The shutdown of the U.S government has had a minimal impact on the local housing market so far, but that could change if the shutdown stretches on for a week or more.
Homebuyers in the process of acquiring a house could be delayed while lenders are blocked from key actions like confirming Social Security numbers and accessing IRS tax records.
Because of deep staff cuts caused by the shutdown, borrowers seeking mortgages backed by the Federal Housing Authority could have to wait longer. The same goes for borrowers seeking loans backed by the U.S. Department of Agriculture, which backs loans in rural areas. The USDA has stopped taking new business during the shutdown, and loan processing has ground to a standstill.
“The impact has been minimal, unless you were waiting to close on a USDA loan,” said Sam Goff, loan officer with Evolve Mortgage. “The impact has been minimal unless you’re one of the federal employees waiting on a paycheck.

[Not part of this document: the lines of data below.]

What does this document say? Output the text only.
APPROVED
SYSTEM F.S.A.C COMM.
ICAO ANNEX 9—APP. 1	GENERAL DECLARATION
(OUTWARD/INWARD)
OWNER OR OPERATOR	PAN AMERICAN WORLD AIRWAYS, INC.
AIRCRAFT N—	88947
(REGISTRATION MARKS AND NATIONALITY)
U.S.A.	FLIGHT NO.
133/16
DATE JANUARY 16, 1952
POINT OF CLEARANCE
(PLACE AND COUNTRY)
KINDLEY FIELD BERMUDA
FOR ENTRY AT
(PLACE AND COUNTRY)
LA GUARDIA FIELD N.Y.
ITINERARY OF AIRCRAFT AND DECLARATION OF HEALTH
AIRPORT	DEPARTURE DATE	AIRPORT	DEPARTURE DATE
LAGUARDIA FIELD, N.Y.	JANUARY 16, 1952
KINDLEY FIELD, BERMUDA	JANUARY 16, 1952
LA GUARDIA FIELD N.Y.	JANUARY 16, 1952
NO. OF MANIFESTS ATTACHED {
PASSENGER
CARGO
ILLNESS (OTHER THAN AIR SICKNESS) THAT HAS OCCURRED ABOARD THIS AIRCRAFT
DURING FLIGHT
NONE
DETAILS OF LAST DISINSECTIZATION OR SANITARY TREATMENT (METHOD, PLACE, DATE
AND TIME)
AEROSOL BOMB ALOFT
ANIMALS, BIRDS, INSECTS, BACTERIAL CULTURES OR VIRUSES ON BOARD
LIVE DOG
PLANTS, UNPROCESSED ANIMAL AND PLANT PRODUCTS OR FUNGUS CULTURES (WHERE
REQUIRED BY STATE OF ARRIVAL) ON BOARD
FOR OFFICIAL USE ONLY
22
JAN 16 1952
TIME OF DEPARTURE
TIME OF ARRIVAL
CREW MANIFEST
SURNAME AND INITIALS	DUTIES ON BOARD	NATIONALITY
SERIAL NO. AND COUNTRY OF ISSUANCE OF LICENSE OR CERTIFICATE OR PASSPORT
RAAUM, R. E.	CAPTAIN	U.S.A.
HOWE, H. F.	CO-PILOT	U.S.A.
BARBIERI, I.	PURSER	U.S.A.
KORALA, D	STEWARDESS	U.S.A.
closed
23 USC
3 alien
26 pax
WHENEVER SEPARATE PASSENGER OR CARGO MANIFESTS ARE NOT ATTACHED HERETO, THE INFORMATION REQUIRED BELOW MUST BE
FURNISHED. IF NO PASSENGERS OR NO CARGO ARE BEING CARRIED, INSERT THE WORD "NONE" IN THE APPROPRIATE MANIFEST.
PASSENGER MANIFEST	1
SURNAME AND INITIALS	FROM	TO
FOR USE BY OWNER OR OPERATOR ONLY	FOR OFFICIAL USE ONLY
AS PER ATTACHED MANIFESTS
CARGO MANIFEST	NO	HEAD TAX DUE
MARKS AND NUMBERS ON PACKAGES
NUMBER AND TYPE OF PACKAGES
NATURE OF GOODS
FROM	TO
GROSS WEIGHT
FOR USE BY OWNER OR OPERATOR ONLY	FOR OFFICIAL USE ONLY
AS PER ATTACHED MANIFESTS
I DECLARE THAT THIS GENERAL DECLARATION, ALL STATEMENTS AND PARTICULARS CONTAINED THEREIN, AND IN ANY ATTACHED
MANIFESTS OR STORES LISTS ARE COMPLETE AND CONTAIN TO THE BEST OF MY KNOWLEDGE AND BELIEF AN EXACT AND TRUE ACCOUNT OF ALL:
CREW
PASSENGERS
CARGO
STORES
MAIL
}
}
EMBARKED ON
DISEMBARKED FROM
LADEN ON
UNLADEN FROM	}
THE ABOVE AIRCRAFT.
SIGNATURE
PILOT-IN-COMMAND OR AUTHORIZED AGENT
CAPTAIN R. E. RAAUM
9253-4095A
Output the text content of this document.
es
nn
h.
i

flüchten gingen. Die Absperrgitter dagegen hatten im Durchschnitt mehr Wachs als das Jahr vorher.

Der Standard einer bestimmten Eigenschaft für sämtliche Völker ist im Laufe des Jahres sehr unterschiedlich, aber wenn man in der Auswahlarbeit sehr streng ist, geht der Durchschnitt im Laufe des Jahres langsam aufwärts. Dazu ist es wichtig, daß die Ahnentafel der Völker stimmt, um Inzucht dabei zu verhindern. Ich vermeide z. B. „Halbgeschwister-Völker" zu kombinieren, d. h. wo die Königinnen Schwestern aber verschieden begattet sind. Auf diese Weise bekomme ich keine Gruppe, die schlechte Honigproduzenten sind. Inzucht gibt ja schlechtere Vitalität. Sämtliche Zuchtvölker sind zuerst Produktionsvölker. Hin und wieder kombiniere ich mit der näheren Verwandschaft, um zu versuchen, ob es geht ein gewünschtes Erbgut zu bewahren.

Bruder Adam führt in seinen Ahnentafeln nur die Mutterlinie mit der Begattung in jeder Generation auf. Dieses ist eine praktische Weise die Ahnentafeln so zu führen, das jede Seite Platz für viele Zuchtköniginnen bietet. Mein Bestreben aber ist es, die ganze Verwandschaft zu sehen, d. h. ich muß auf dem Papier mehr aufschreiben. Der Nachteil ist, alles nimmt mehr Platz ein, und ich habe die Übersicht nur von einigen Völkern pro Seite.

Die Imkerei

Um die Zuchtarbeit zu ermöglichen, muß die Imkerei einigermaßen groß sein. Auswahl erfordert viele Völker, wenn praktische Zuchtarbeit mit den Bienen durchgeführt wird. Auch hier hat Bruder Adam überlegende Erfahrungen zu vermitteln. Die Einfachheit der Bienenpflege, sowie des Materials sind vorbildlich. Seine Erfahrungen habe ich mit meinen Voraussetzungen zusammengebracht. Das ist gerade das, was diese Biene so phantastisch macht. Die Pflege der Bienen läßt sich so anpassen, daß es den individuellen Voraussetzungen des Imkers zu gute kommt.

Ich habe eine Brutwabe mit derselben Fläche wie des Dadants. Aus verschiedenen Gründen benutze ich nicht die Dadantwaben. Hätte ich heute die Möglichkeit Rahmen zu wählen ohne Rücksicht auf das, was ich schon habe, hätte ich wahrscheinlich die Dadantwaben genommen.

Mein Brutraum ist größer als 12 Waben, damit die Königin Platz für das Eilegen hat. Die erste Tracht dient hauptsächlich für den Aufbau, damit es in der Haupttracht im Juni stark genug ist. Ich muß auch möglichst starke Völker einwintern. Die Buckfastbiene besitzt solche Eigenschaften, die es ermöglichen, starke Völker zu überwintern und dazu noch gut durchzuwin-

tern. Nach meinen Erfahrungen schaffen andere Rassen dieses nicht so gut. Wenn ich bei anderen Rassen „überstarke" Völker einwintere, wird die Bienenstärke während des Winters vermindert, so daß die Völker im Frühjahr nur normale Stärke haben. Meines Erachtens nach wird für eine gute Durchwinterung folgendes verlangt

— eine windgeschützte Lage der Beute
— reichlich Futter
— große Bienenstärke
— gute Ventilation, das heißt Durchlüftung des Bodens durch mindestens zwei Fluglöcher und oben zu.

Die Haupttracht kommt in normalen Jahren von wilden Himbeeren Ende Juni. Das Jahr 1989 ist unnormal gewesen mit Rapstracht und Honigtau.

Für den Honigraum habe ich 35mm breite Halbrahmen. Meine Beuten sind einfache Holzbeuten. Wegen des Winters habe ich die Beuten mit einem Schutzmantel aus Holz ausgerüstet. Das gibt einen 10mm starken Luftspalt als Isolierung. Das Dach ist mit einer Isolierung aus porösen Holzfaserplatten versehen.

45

“We haven’t witnessed a slowdown yet with FHA. We are seeing a slowdown on tax transcripts and USDA loans have just stopped.”
In 2011, there were 2,197 FHA fixed-rate loans in Shelby County at the time of sale, according to real estate information company Chandler Reports. In 2012, there were 2,181 FHA fixed-rate loans in Shelby County at the time of sale, according to Chandler Reports.
The shutdown comes as the local housing market is having its strongest year since the recession and economic downturn battered the industry.
Local homebuilding experts have said Shelby County could see 1,000 home permits pulled this year, the first time the county has reached that mark since 2007. Year to date through August, builders had filed 629 permits, a slight increase from 618 for the same eight-month period in 2012. The county netted 1,709 home sales in August, up 15 percent from 1,483 sales in August 2012. Of Shelby County’s 33 ZIP codes, 24 had an increase in overall sales activity in August and 27 ZIP codes had an increase in average sales prices.
Goff noted that interest rates have dropped recently, which could help the housing market by inducing fence-sitters to buy a home.
The 30-year fixed-rate mortgage averaged 4.22 percent as of Thursday, down for the third consecutive week. It was 4.57 percent in the week ended Sept. 12, according to mortgage giant Freddie Mac.
“We may be in a strange place where (the shutdown) is helping our business in one way and hurting it in another,” Goff said.